9. There is a political dimension to laughter, namely laughter as protest and resistance, disarming tyrant or terrorist with ecstatic power. “Laugh and fear not, creatures,” declares Aslan. “For jokes as well as justice come in with speech.” Humour has been particularly important in sustaining the children of Moses in the wilderness of oppression, not least in the face of Christian anti-semitism. Hence the extensive corpus of Jewish jokes about Christians, doleful and yearning, yet also acerbic. Like this one:
The priest says to the rabbi: “There are three things I can’t stand about you Jews: you wander about the synagogue, you pray noisily, and your funerals are chaotic.” The rabbi replies: “We wander about the synagogue because we feel at home there. We pray noisily because Yahweh is old and hard of hearing. And as for funerals, we too prefer the Christian ones.”
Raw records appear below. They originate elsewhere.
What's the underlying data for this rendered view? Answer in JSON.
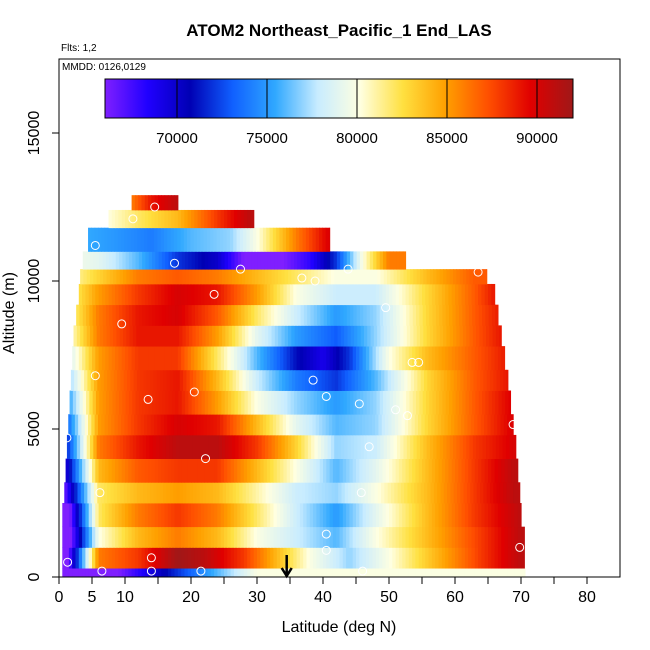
{
  "chart_data": {
    "type": "heatmap",
    "title": "ATOM2 Northeast_Pacific_1 End_LAS",
    "flights_label": "Flts: 1,2",
    "mmdd_label": "MMDD: 0126,0129",
    "xlabel": "Latitude (deg N)",
    "ylabel": "Altitude (m)",
    "xlim": [
      0,
      85
    ],
    "ylim": [
      0,
      17500
    ],
    "x_ticks": [
      0,
      5,
      10,
      20,
      30,
      40,
      50,
      60,
      70,
      80
    ],
    "x_minor_ticks": [
      15,
      25,
      35,
      45,
      55,
      65,
      75
    ],
    "y_ticks": [
      0,
      5000,
      10000,
      15000
    ],
    "grid": false,
    "colorbar": {
      "position": "top",
      "min": 66000,
      "max": 92000,
      "ticks": [
        70000,
        75000,
        80000,
        85000,
        90000
      ],
      "colors": [
        "#7f1fff",
        "#2000ff",
        "#0000b4",
        "#1060ff",
        "#30a8ff",
        "#c8ecff",
        "#ffffe0",
        "#ffe040",
        "#ffa000",
        "#ff5000",
        "#e00000",
        "#a01818"
      ]
    },
    "arrow_x": 34.5,
    "arrow_label": "",
    "rows": [
      {
        "alt": 0,
        "x0": 0.5,
        "x1": 70.6,
        "band": [
          [
            0,
            60000
          ],
          [
            30,
            80000
          ]
        ]
      },
      {
        "alt": 300,
        "x0": 0.5,
        "x1": 70.5,
        "band": [
          [
            0,
            60000
          ],
          [
            6,
            86000
          ],
          [
            12,
            88000
          ],
          [
            18,
            92000
          ],
          [
            22,
            91000
          ],
          [
            28,
            88000
          ],
          [
            33,
            84000
          ],
          [
            38,
            80000
          ],
          [
            44,
            77000
          ],
          [
            50,
            80000
          ],
          [
            57,
            84000
          ],
          [
            64,
            88000
          ],
          [
            70,
            91000
          ]
        ]
      },
      {
        "alt": 1000,
        "x0": 0.5,
        "x1": 70.5,
        "band": [
          [
            0,
            60000
          ],
          [
            6,
            80000
          ],
          [
            12,
            84000
          ],
          [
            18,
            86000
          ],
          [
            24,
            84000
          ],
          [
            30,
            80000
          ],
          [
            36,
            78000
          ],
          [
            42,
            76000
          ],
          [
            48,
            80000
          ],
          [
            56,
            84000
          ],
          [
            64,
            88000
          ],
          [
            70,
            91000
          ]
        ]
      },
      {
        "alt": 1700,
        "x0": 0.5,
        "x1": 70.0,
        "band": [
          [
            0,
            60000
          ],
          [
            6,
            82000
          ],
          [
            12,
            86000
          ],
          [
            18,
            88000
          ],
          [
            24,
            86000
          ],
          [
            30,
            82000
          ],
          [
            36,
            78000
          ],
          [
            42,
            75000
          ],
          [
            48,
            79000
          ],
          [
            56,
            84000
          ],
          [
            63,
            88000
          ],
          [
            70,
            91000
          ]
        ]
      },
      {
        "alt": 2500,
        "x0": 0.8,
        "x1": 69.8,
        "band": [
          [
            0,
            64000
          ],
          [
            6,
            82000
          ],
          [
            12,
            84000
          ],
          [
            18,
            85000
          ],
          [
            24,
            84000
          ],
          [
            30,
            81000
          ],
          [
            36,
            78000
          ],
          [
            42,
            77000
          ],
          [
            48,
            80000
          ],
          [
            56,
            84000
          ],
          [
            63,
            88000
          ],
          [
            69,
            91000
          ]
        ]
      },
      {
        "alt": 3200,
        "x0": 1.0,
        "x1": 69.5,
        "band": [
          [
            0,
            66000
          ],
          [
            6,
            84000
          ],
          [
            12,
            87000
          ],
          [
            18,
            88000
          ],
          [
            24,
            88000
          ],
          [
            30,
            84000
          ],
          [
            36,
            80000
          ],
          [
            42,
            76000
          ],
          [
            48,
            79000
          ],
          [
            56,
            84000
          ],
          [
            63,
            88000
          ],
          [
            69,
            91000
          ]
        ]
      },
      {
        "alt": 4000,
        "x0": 1.2,
        "x1": 69.2,
        "band": [
          [
            0,
            68000
          ],
          [
            6,
            86000
          ],
          [
            12,
            89000
          ],
          [
            18,
            91000
          ],
          [
            24,
            91000
          ],
          [
            30,
            88000
          ],
          [
            36,
            83000
          ],
          [
            42,
            77000
          ],
          [
            48,
            78000
          ],
          [
            56,
            84000
          ],
          [
            63,
            88000
          ],
          [
            69,
            90000
          ]
        ]
      },
      {
        "alt": 4800,
        "x0": 1.4,
        "x1": 68.8,
        "band": [
          [
            0,
            70000
          ],
          [
            6,
            85000
          ],
          [
            12,
            88000
          ],
          [
            18,
            90000
          ],
          [
            24,
            89000
          ],
          [
            30,
            84000
          ],
          [
            36,
            79000
          ],
          [
            42,
            76000
          ],
          [
            48,
            77000
          ],
          [
            56,
            83000
          ],
          [
            63,
            87000
          ],
          [
            69,
            90000
          ]
        ]
      },
      {
        "alt": 5500,
        "x0": 1.6,
        "x1": 68.4,
        "band": [
          [
            0,
            72000
          ],
          [
            6,
            85000
          ],
          [
            12,
            88000
          ],
          [
            18,
            89000
          ],
          [
            24,
            85000
          ],
          [
            30,
            80000
          ],
          [
            36,
            77000
          ],
          [
            42,
            75000
          ],
          [
            48,
            77000
          ],
          [
            56,
            83000
          ],
          [
            63,
            87000
          ],
          [
            69,
            90000
          ]
        ]
      },
      {
        "alt": 6300,
        "x0": 1.8,
        "x1": 68.0,
        "band": [
          [
            0,
            74000
          ],
          [
            6,
            85000
          ],
          [
            12,
            88000
          ],
          [
            18,
            89000
          ],
          [
            24,
            84000
          ],
          [
            30,
            78000
          ],
          [
            36,
            74000
          ],
          [
            42,
            72000
          ],
          [
            48,
            76000
          ],
          [
            56,
            83000
          ],
          [
            63,
            87000
          ],
          [
            68,
            89000
          ]
        ]
      },
      {
        "alt": 7000,
        "x0": 2.0,
        "x1": 67.5,
        "band": [
          [
            0,
            76000
          ],
          [
            6,
            85000
          ],
          [
            12,
            88000
          ],
          [
            18,
            88000
          ],
          [
            24,
            82000
          ],
          [
            30,
            76000
          ],
          [
            36,
            71000
          ],
          [
            40,
            69000
          ],
          [
            44,
            72000
          ],
          [
            50,
            80000
          ],
          [
            56,
            84000
          ],
          [
            63,
            87000
          ],
          [
            68,
            89000
          ]
        ]
      },
      {
        "alt": 7800,
        "x0": 2.2,
        "x1": 67.0,
        "band": [
          [
            0,
            78000
          ],
          [
            6,
            86000
          ],
          [
            12,
            89000
          ],
          [
            18,
            89000
          ],
          [
            24,
            85000
          ],
          [
            30,
            79000
          ],
          [
            36,
            75000
          ],
          [
            42,
            73000
          ],
          [
            48,
            77000
          ],
          [
            56,
            83000
          ],
          [
            63,
            87000
          ],
          [
            67,
            89000
          ]
        ]
      },
      {
        "alt": 8500,
        "x0": 2.6,
        "x1": 66.5,
        "band": [
          [
            0,
            79000
          ],
          [
            6,
            86000
          ],
          [
            12,
            89000
          ],
          [
            18,
            90000
          ],
          [
            24,
            87000
          ],
          [
            30,
            82000
          ],
          [
            36,
            78000
          ],
          [
            42,
            75000
          ],
          [
            48,
            77000
          ],
          [
            56,
            83000
          ],
          [
            63,
            87000
          ],
          [
            67,
            89000
          ]
        ]
      },
      {
        "alt": 9200,
        "x0": 3.0,
        "x1": 66.0,
        "band": [
          [
            0,
            80000
          ],
          [
            6,
            85000
          ],
          [
            12,
            88000
          ],
          [
            18,
            90000
          ],
          [
            24,
            89000
          ],
          [
            30,
            85000
          ],
          [
            36,
            80000
          ],
          [
            42,
            78000
          ],
          [
            48,
            78000
          ],
          [
            56,
            83000
          ],
          [
            63,
            87000
          ],
          [
            66,
            89000
          ]
        ]
      },
      {
        "alt": 9900,
        "x0": 3.2,
        "x1": 64.8,
        "band": [
          [
            0,
            80000
          ],
          [
            6,
            83000
          ],
          [
            12,
            86000
          ],
          [
            18,
            87000
          ],
          [
            24,
            86000
          ],
          [
            30,
            84000
          ],
          [
            36,
            82000
          ],
          [
            42,
            80000
          ],
          [
            48,
            80000
          ],
          [
            56,
            84000
          ],
          [
            63,
            87000
          ]
        ]
      },
      {
        "alt": 10400,
        "x0": 3.6,
        "x1": 52.5,
        "band": [
          [
            0,
            80000
          ],
          [
            6,
            79000
          ],
          [
            12,
            76000
          ],
          [
            18,
            72000
          ],
          [
            24,
            70000
          ],
          [
            28,
            66000
          ],
          [
            34,
            66000
          ],
          [
            38,
            68000
          ],
          [
            42,
            72000
          ],
          [
            46,
            80000
          ],
          [
            50,
            86000
          ]
        ]
      },
      {
        "alt": 11000,
        "x0": 4.4,
        "x1": 41.0,
        "band": [
          [
            0,
            76000
          ],
          [
            8,
            75000
          ],
          [
            14,
            74000
          ],
          [
            20,
            76000
          ],
          [
            26,
            77000
          ],
          [
            30,
            80000
          ],
          [
            36,
            86000
          ],
          [
            41,
            90000
          ]
        ]
      },
      {
        "alt": 11800,
        "x0": 7.5,
        "x1": 29.5,
        "band": [
          [
            7,
            80000
          ],
          [
            12,
            82000
          ],
          [
            18,
            84000
          ],
          [
            24,
            88000
          ],
          [
            29,
            91000
          ]
        ]
      },
      {
        "alt": 12400,
        "x0": 11.0,
        "x1": 18.0,
        "band": [
          [
            11,
            86000
          ],
          [
            14,
            89000
          ],
          [
            18,
            91000
          ]
        ]
      }
    ],
    "top_alt": 12900,
    "points": [
      [
        14.5,
        12500
      ],
      [
        11.2,
        12100
      ],
      [
        5.5,
        11200
      ],
      [
        17.5,
        10600
      ],
      [
        27.5,
        10400
      ],
      [
        36.8,
        10100
      ],
      [
        38.8,
        10000
      ],
      [
        43.8,
        10400
      ],
      [
        63.5,
        10300
      ],
      [
        23.5,
        9550
      ],
      [
        49.5,
        9100
      ],
      [
        9.5,
        8550
      ],
      [
        5.5,
        6800
      ],
      [
        53.5,
        7250
      ],
      [
        54.5,
        7250
      ],
      [
        38.5,
        6650
      ],
      [
        20.5,
        6250
      ],
      [
        13.5,
        6000
      ],
      [
        40.5,
        6100
      ],
      [
        45.5,
        5850
      ],
      [
        51.0,
        5650
      ],
      [
        52.8,
        5450
      ],
      [
        68.8,
        5150
      ],
      [
        1.2,
        4700
      ],
      [
        47.0,
        4400
      ],
      [
        22.2,
        4000
      ],
      [
        6.2,
        2850
      ],
      [
        45.8,
        2850
      ],
      [
        40.5,
        1450
      ],
      [
        40.5,
        900
      ],
      [
        69.8,
        1000
      ],
      [
        14.0,
        650
      ],
      [
        6.5,
        200
      ],
      [
        14.0,
        200
      ],
      [
        21.5,
        200
      ],
      [
        46.0,
        200
      ],
      [
        1.3,
        500
      ]
    ]
  }
}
And there is the Jewish character, figure of fun, known as the schlemihl: a rather weak, inept, and vulnerable guy who takes on the chin whatever goys throw at him, who gets knocked down again and again, but who always gets up, dusts himself off, and gets on with life without a grumble. There is a Christian version of the schlemihl: his name is Charlie Brown. In the schlemihl, laughter is not only polemical critique, it is also therapeutic self-critique lest the oppressed becomes an oppressor.
10. Finally, the liturgical dimension of laughter: is there a place for laughter in worship? W. H. Auden suggested that “The world of laughter is much more closely related to the world of prayer than either is to the everyday secular world of work,” and Reinhold Niebuhr actually said that “Laughter is the beginning of prayer.” But Niebuhr also said that “there is faith and prayer, and no laughter, in the holy of holies.” So it’s okay to crack a joke in the pulpit perhaps, but not at the altar? But who has not laughed during the scrum that can be the passing of the peace? And if there are children at the table, well, as Art Linkletter famously put it on his American TV show, “Kids say the darndest things!” And although the eucharist as anamnesis of the meal “on the night he was betrayed” is certainly a solemn moment, does not the eu-charis-t as anticipation of the Messiah’s wedding feast invite making merry? Donald MacKinnon rightly pointed to the tragic elements in the Christian story, but his mentor Kierkegaard, depressive Dane that he was, called it “the most humorous point of view in the history of the world.”